A la hora del almuerzo, Brunetti encontró el humor de toda la familia tan apagado como el que él mismo traía de la questura. Atribuyó el silencio de Raffi a algún contratiempo en su idilio con Sara Paganuzzi y Chiara quizá aún se dolía de la sombra que oscurecía su brillante expediente académico. La causa del mal humor de Paola era, como de costumbre, la más difícil de adivinar.

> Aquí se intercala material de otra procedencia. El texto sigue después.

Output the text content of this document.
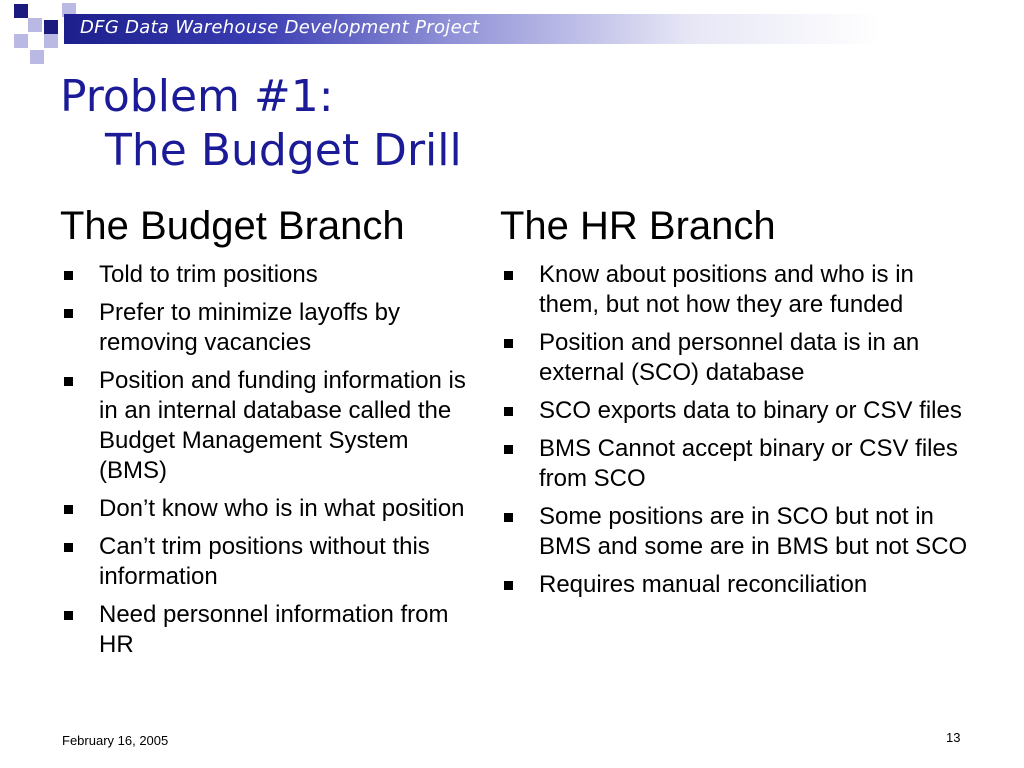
DFG Data Warehouse Development Project
Problem #1:
The Budget Drill
The Budget Branch
Told to trim positions
Prefer to minimize layoffs by removing vacancies
Position and funding information is in an internal database called the Budget Management System (BMS)
Don’t know who is in what position
Can’t trim positions without this information
Need personnel information from HR
The HR Branch
Know about positions and who is in them, but not how they are funded
Position and personnel data is in an external (SCO) database
SCO exports data to binary or CSV files
BMS Cannot accept binary or CSV files from SCO
Some positions are in SCO but not in BMS and some are in BMS but not SCO
Requires manual reconciliation
February 16, 2005	13
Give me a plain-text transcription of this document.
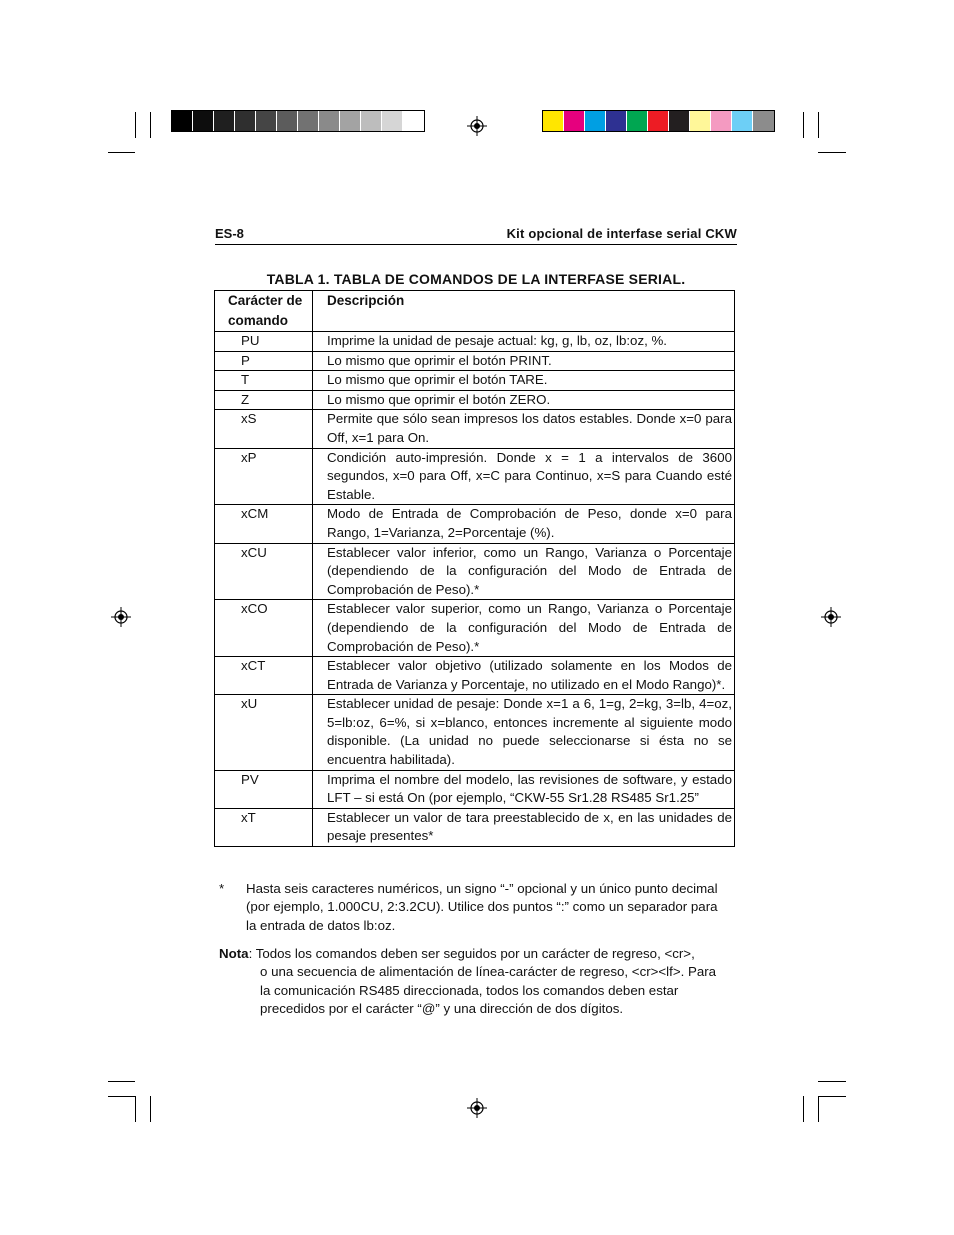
ES-8	Kit opcional de interfase serial CKW
TABLA 1. TABLA DE COMANDOS DE LA INTERFASE SERIAL.
Carácter de
comando	Descripción
PU	Imprime la unidad de pesaje actual: kg, g, lb, oz, lb:oz, %.
P	Lo mismo que oprimir el botón PRINT.
T	Lo mismo que oprimir el botón TARE.
Z	Lo mismo que oprimir el botón ZERO.
xS	Permite que sólo sean impresos los datos estables. Donde x=0 para Off, x=1 para On.
xP	Condición auto-impresión. Donde x = 1 a intervalos de 3600 segundos, x=0 para Off, x=C para Continuo, x=S para Cuando esté Estable.
xCM	Modo de Entrada de Comprobación de Peso, donde x=0 para Rango, 1=Varianza, 2=Porcentaje (%).
xCU	Establecer valor inferior, como un Rango, Varianza o Porcentaje (dependiendo de la configuración del Modo de Entrada de Comprobación de Peso).*
xCO	Establecer valor superior, como un Rango, Varianza o Porcentaje (dependiendo de la configuración del Modo de Entrada de Comprobación de Peso).*
xCT	Establecer valor objetivo (utilizado solamente en los Modos de Entrada de Varianza y Porcentaje, no utilizado en el Modo Rango)*.
xU	Establecer unidad de pesaje: Donde x=1 a 6, 1=g, 2=kg, 3=lb, 4=oz, 5=lb:oz, 6=%, si x=blanco, entonces incremente al siguiente modo disponible. (La unidad no puede seleccionarse si ésta no se encuentra habilitada).
PV	Imprima el nombre del modelo, las revisiones de software, y estado LFT – si está On (por ejemplo, “CKW-55 Sr1.28 RS485 Sr1.25”
xT	Establecer un valor de tara preestablecido de x, en las unidades de pesaje presentes*
* Hasta seis caracteres numéricos, un signo “-” opcional y un único punto decimal (por ejemplo, 1.000CU, 2:3.2CU). Utilice dos puntos “:” como un separador para la entrada de datos lb:oz.
Nota: Todos los comandos deben ser seguidos por un carácter de regreso, <cr>,
o una secuencia de alimentación de línea-carácter de regreso, <cr><lf>. Para la comunicación RS485 direccionada, todos los comandos deben estar precedidos por el carácter “@” y una dirección de dos dígitos.
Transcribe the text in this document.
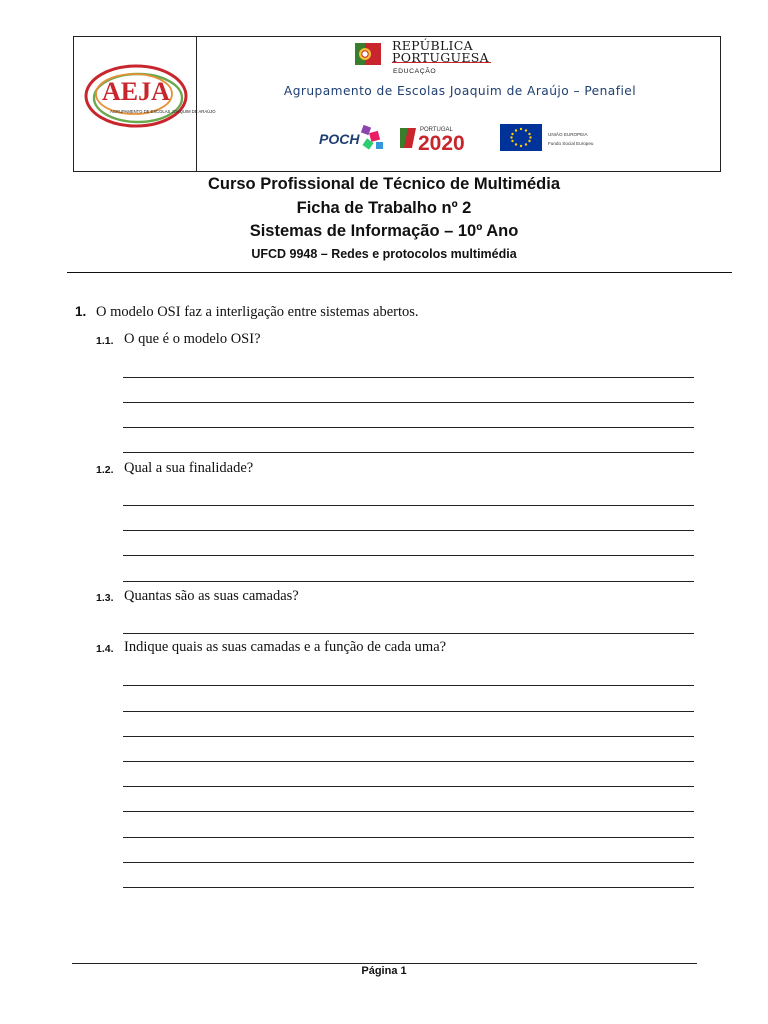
AEJA
AGRUPAMENTO DE ESCOLAS JOAQUIM DE ARAÚJO
REPÚBLICA
PORTUGUESA
EDUCAÇÃO
Agrupamento de Escolas Joaquim de Araújo – Penafiel
POCH
PORTUGAL
2020	UNIÃO EUROPEIA
Fundo Social Europeu
Curso Profissional de Técnico de Multimédia
Ficha de Trabalho nº 2
Sistemas de Informação – 10º Ano
UFCD 9948 – Redes e protocolos multimédia
1. O modelo OSI faz a interligação entre sistemas abertos.
1.1. O que é o modelo OSI?
1.2. Qual a sua finalidade?
1.3. Quantas são as suas camadas?
1.4. Indique quais as suas camadas e a função de cada uma?
Página 1
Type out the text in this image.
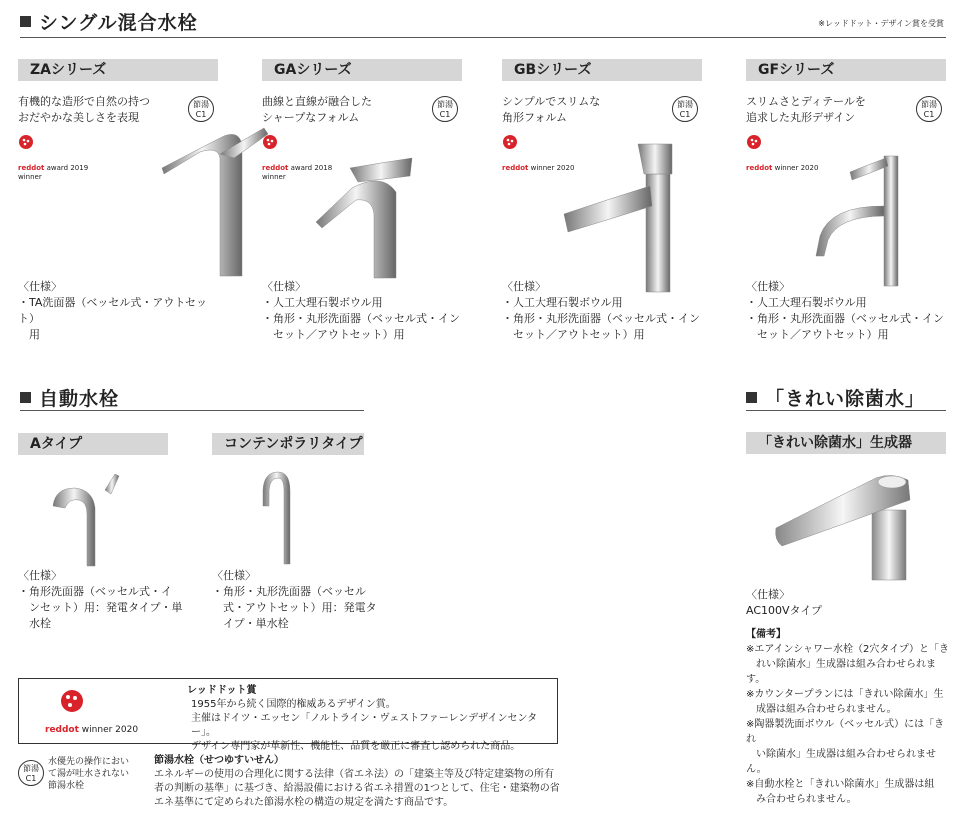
シングル混合水栓	※レッドドット・デザイン賞を受賞
ZAシリーズ
有機的な造形で自然の持つ
おだやかな美しさを表現
節湯
C1
reddot award 2019
winner
〈仕様〉
・TA洗面器（ベッセル式・アウトセット）
　用
GAシリーズ
曲線と直線が融合した
シャープなフォルム
節湯
C1
reddot award 2018
winner
〈仕様〉
・人工大理石製ボウル用
・角形・丸形洗面器（ベッセル式・イン
　セット／アウトセット）用
GBシリーズ
シンプルでスリムな
角形フォルム
節湯
C1
reddot winner 2020

〈仕様〉
・人工大理石製ボウル用
・角形・丸形洗面器（ベッセル式・イン
　セット／アウトセット）用
GFシリーズ
スリムさとディテールを
追求した丸形デザイン
節湯
C1
reddot winner 2020

〈仕様〉
・人工大理石製ボウル用
・角形・丸形洗面器（ベッセル式・イン
　セット／アウトセット）用
自動水栓
Aタイプ	コンテンポラリタイプ
〈仕様〉
・角形洗面器（ベッセル式・イ
　ンセット）用：発電タイプ・単
　水栓
〈仕様〉
・角形・丸形洗面器（ベッセル
　式・アウトセット）用：発電タ
　イプ・単水栓
「きれい除菌水」
「きれい除菌水」生成器
〈仕様〉
AC100Vタイプ
【備考】
※エアインシャワー水栓（2穴タイプ）と「き
　れい除菌水」生成器は組み合わせられます。
※カウンタープランには「きれい除菌水」生
　成器は組み合わせられません。
※陶器製洗面ボウル（ベッセル式）には「きれ
　い除菌水」生成器は組み合わせられません。
※自動水栓と「きれい除菌水」生成器は組
　み合わせられません。
reddot winner 2020
レッドドット賞
1955年から続く国際的権威あるデザイン賞。
主催はドイツ・エッセン「ノルトライン・ヴェストファーレンデザインセンター」。
デザイン専門家が革新性、機能性、品質を厳正に審査し認められた商品。
節湯
C1
水優先の操作におい
て湯が吐水されない
節湯水栓
節湯水栓（せつゆすいせん）
エネルギーの使用の合理化に関する法律（省エネ法）の「建築主等及び特定建築物の所有
者の判断の基準」に基づき、給湯設備における省エネ措置の1つとして、住宅・建築物の省
エネ基準にて定められた節湯水栓の構造の規定を満たす商品です。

Hoy no se cruzaban las bromas con que ellos se manifestaban su afecto habitualmente. Incluso hubo un momento en el que Brunetti oyó que estaban comentando el tiempo y, por si esto no era ya lo bastante malo, después se pusieron a hablar de política. Todos parecían aliviados cuando acabó la comida. Los chicos, como animales cavernícolas asustados por un resplandor de relámpagos en el horizonte, buscaron el refugio de sus habitaciones. Brunetti, que ya había leído el diario, se fue a la sala y se contentó con mirar cómo ondeaban sobre los tejados las cortinas de la lluvia.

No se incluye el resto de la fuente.